Above the high altar is a large central painting of the heavenly liturgy mentioned in Revelations 5: the Adoration of the Mystical Lamb of God. To the right are images of the prophets that include John the Baptist, Noah holding the ark, David playing the harp, Melichisedech holding bread and wine, Moses holding the Ten Commandments, and the Three Magi with their gifts. The image of Msgr. M.M. Hoffmann, the pastor when the church was named a basilica, was added in 2000. To the left are images of saints that include the Blessed Virgin Mary, George with a spear, Lawrence with a gridiron, Stephen with stones, Joseph with a lily, Rose of Lima with a crown of roses, Peter with keys, Paul with sword, Henry the King, Boniface, Francis of Assisi, Francis Xavier, Catherine, and Cecilia playing the organ. An image of the Rev. George W. Heer, who was pastor of the parish when the original painting was done, was added during its restoration.

The Stations of the Cross that line side walls were installed in 1959. The plaster bas reliefs replaced the original set that dated from 1870, which had deteriorated.
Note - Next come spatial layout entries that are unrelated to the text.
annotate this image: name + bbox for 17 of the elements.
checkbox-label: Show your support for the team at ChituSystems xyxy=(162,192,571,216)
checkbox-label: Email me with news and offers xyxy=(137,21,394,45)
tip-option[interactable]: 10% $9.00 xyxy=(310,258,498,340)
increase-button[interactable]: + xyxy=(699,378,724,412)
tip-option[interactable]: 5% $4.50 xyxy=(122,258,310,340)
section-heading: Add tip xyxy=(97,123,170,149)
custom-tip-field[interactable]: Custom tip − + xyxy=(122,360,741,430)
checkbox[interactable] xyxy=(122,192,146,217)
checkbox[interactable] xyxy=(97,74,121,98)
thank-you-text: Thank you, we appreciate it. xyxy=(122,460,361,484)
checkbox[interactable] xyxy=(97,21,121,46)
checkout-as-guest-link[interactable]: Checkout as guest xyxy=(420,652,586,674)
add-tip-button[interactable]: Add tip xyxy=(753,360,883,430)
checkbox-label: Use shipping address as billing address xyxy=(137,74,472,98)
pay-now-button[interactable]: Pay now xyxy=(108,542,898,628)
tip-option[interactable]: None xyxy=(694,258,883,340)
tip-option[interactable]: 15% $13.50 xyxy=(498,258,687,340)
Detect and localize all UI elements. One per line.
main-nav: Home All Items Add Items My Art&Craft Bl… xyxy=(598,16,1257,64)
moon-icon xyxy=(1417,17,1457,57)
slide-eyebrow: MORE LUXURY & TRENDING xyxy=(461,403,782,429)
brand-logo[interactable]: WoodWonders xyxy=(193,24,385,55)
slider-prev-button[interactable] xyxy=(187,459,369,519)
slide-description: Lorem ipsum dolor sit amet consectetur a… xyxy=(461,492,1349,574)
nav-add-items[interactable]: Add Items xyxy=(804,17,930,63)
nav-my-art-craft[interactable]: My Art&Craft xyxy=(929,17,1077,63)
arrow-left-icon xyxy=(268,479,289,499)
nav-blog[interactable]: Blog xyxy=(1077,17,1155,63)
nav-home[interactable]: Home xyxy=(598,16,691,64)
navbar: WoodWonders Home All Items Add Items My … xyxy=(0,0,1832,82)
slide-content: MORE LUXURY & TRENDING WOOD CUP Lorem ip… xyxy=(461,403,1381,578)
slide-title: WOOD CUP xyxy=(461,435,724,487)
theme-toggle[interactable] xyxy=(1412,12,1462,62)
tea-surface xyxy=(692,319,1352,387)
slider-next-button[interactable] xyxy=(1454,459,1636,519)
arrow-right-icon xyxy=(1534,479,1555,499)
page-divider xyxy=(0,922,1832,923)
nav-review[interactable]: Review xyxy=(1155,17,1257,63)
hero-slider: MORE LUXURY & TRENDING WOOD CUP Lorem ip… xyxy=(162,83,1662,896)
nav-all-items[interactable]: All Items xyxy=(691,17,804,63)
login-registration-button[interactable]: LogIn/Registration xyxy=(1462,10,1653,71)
The images on the center aisle were installed in 1998. It is the first floor of its kind in the United States to combine "epoxy based terrazzo, and computer generated water jet laser cutting for the brass molds." The symbols in the floor include the coats of arms of the Archdiocese of Dubuque, Pope Pius XII, the basilica, and the papal insignia of the tiara and keys.
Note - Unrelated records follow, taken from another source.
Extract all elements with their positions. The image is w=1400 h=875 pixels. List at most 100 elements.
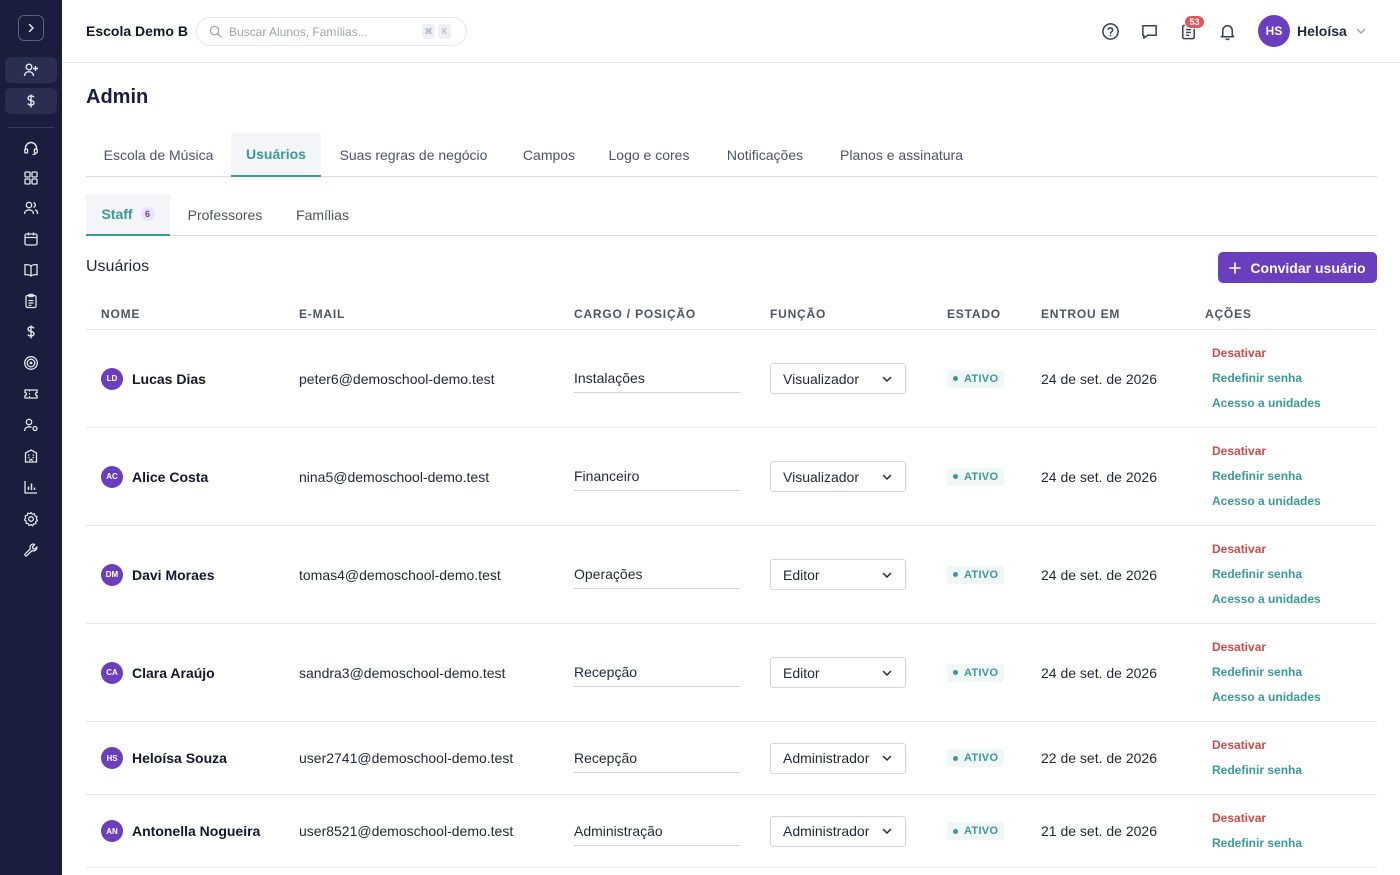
sidebar-item-reports[interactable] xyxy=(5,474,57,500)
role-select[interactable]: Visualizador xyxy=(770,363,906,394)
unit-access-link[interactable]: Acesso a unidades xyxy=(1212,396,1321,411)
funcao-cell: Administrador xyxy=(770,795,906,867)
cargo-cell: Administração xyxy=(574,795,740,867)
role-select[interactable]: Editor xyxy=(770,559,906,590)
reset-password-link[interactable]: Redefinir senha xyxy=(1212,763,1302,778)
deactivate-link[interactable]: Desativar xyxy=(1212,738,1302,753)
status-badge: ATIVO xyxy=(947,467,1005,486)
unit-access-link[interactable]: Acesso a unidades xyxy=(1212,494,1321,509)
role-select-value: Visualizador xyxy=(783,468,860,485)
funcao-cell: Visualizador xyxy=(770,330,906,427)
deactivate-link[interactable]: Desativar xyxy=(1212,811,1302,826)
subtab-staff[interactable]: Staff 6 xyxy=(86,194,170,236)
funcao-cell: Visualizador xyxy=(770,428,906,525)
user-name: Heloísa xyxy=(1297,23,1347,39)
search-input[interactable] xyxy=(229,24,419,39)
cargo-field[interactable]: Operações xyxy=(574,560,740,589)
sidebar-item-courses[interactable] xyxy=(5,257,57,283)
cargo-cell: Instalações xyxy=(574,330,740,427)
role-select-value: Administrador xyxy=(783,750,870,766)
user-name: Heloísa Souza xyxy=(132,750,227,766)
funcao-cell: Editor xyxy=(770,526,906,623)
school-name: Escola Demo B xyxy=(86,23,188,39)
sidebar-item-finance-quick[interactable] xyxy=(5,88,57,114)
role-select[interactable]: Administrador xyxy=(770,815,906,847)
status-badge: ATIVO xyxy=(947,822,1005,840)
messages-button[interactable] xyxy=(1138,20,1160,42)
users-table: NOME E-MAIL CARGO / POSIÇÃO FUNÇÃO ESTAD… xyxy=(86,298,1377,868)
sidebar-item-finance[interactable] xyxy=(5,319,57,345)
user-cell: LD Lucas Dias xyxy=(101,330,206,427)
sidebar-toggle-button[interactable] xyxy=(18,15,44,41)
sidebar-item-calendar[interactable] xyxy=(5,226,57,252)
tab-planos-e-assinatura[interactable]: Planos e assinatura xyxy=(824,133,979,177)
tab-notificacoes[interactable]: Notificações xyxy=(706,133,824,177)
reset-password-link[interactable]: Redefinir senha xyxy=(1212,836,1302,851)
reset-password-link[interactable]: Redefinir senha xyxy=(1212,371,1321,386)
subtab-professores[interactable]: Professores xyxy=(170,194,280,236)
reset-password-link[interactable]: Redefinir senha xyxy=(1212,469,1321,484)
tab-usuarios[interactable]: Usuários xyxy=(231,133,321,177)
deactivate-link[interactable]: Desativar xyxy=(1212,640,1321,655)
sidebar-item-goals[interactable] xyxy=(5,350,57,376)
user-cell: HS Heloísa Souza xyxy=(101,722,227,794)
role-select[interactable]: Editor xyxy=(770,657,906,688)
cargo-field[interactable]: Financeiro xyxy=(574,462,740,491)
chevron-down-icon xyxy=(882,670,892,676)
column-header-cargo: CARGO / POSIÇÃO xyxy=(574,307,697,321)
cargo-field[interactable]: Recepção xyxy=(574,744,740,773)
estado-cell: ATIVO xyxy=(947,795,1005,867)
sidebar-item-units[interactable] xyxy=(5,443,57,469)
unit-access-link[interactable]: Acesso a unidades xyxy=(1212,592,1321,607)
email-cell: user2741@demoschool-demo.test xyxy=(299,750,514,766)
tab-regras-de-negocio[interactable]: Suas regras de negócio xyxy=(321,133,506,177)
deactivate-link[interactable]: Desativar xyxy=(1212,444,1321,459)
role-select-value: Editor xyxy=(783,664,820,681)
joined-date-cell: 24 de set. de 2026 xyxy=(1041,664,1157,681)
message-icon xyxy=(1141,24,1157,39)
table-header: NOME E-MAIL CARGO / POSIÇÃO FUNÇÃO ESTAD… xyxy=(86,298,1377,330)
dollar-icon xyxy=(27,94,35,108)
tab-campos[interactable]: Campos xyxy=(506,133,592,177)
unit-access-link[interactable]: Acesso a unidades xyxy=(1212,690,1321,705)
user-cell: AC Alice Costa xyxy=(101,428,208,525)
table-row: LD Lucas Dias peter6@demoschool-demo.test I… xyxy=(86,330,1377,428)
wrench-icon xyxy=(24,543,38,557)
sidebar-item-support[interactable] xyxy=(5,135,57,161)
target-icon xyxy=(24,356,38,370)
deactivate-link[interactable]: Desativar xyxy=(1212,542,1321,557)
sidebar xyxy=(0,0,62,875)
sidebar-item-settings[interactable] xyxy=(5,506,57,532)
sidebar-item-tickets[interactable] xyxy=(5,381,57,407)
reset-password-link[interactable]: Redefinir senha xyxy=(1212,567,1321,582)
status-text: ATIVO xyxy=(964,372,999,385)
column-header-funcao: FUNÇÃO xyxy=(770,307,827,321)
tab-logo-e-cores[interactable]: Logo e cores xyxy=(592,133,706,177)
notifications-button[interactable] xyxy=(1216,20,1238,42)
cargo-field[interactable]: Recepção xyxy=(574,658,740,687)
role-select[interactable]: Visualizador xyxy=(770,461,906,492)
help-button[interactable] xyxy=(1099,20,1121,42)
sidebar-item-attendance[interactable] xyxy=(5,288,57,314)
status-dot xyxy=(953,755,958,761)
user-menu[interactable]: HS Heloísa xyxy=(1258,15,1367,47)
cargo-field[interactable]: Instalações xyxy=(574,364,740,393)
status-badge: ATIVO xyxy=(947,749,1005,767)
sidebar-item-add-user[interactable] xyxy=(5,57,57,83)
role-select[interactable]: Administrador xyxy=(770,742,906,774)
subtab-familias[interactable]: Famílias xyxy=(280,194,365,236)
cargo-field[interactable]: Administração xyxy=(574,817,740,846)
status-badge: ATIVO xyxy=(947,369,1005,388)
sidebar-item-user-settings[interactable] xyxy=(5,412,57,438)
funcao-cell: Administrador xyxy=(770,722,906,794)
table-row: AC Alice Costa nina5@demoschool-demo.test F… xyxy=(86,428,1377,526)
sidebar-item-tools[interactable] xyxy=(5,537,57,563)
email-cell: nina5@demoschool-demo.test xyxy=(299,468,490,485)
search-box[interactable]: ⌘ K xyxy=(196,17,467,46)
sidebar-item-dashboard[interactable] xyxy=(5,165,57,191)
sidebar-item-people[interactable] xyxy=(5,195,57,221)
tab-escola-de-musica[interactable]: Escola de Música xyxy=(86,133,231,177)
invite-user-button[interactable]: Convidar usuário xyxy=(1218,252,1377,283)
reset-password-link[interactable]: Redefinir senha xyxy=(1212,665,1321,680)
deactivate-link[interactable]: Desativar xyxy=(1212,346,1321,361)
In 1971 a new organ was installed in the church that replaced the basilica's original pipe organ, which dated from 1913. The 27-rank organ located in the rear gallery is a custom made instrument designed for the basilica by the Wicks Organ Company of Highland, Illinois. The organ was designed keeping in mind the size of the church and the acoustical qualities of the building. In 2019 the organ was rebuilt and expanded by the Reuter Organ Company, giving the organ a new facade of speaking pipes and adding the choir division that had been left out of the 1971 organ. Additionally due to damage from a lightning strike shortly after the 1971 organ was installed, the organ was experiencing issues with its electrical system. This electrical system was replaced with a fiber optic system which is much more resistant to electrical issues than the older organ.

Because one of the roles of the basilica is to serve as the pope's church in the event he would visit the area, the church features a special bell called a tintinnabulum, and an umbrella called an umbraculum.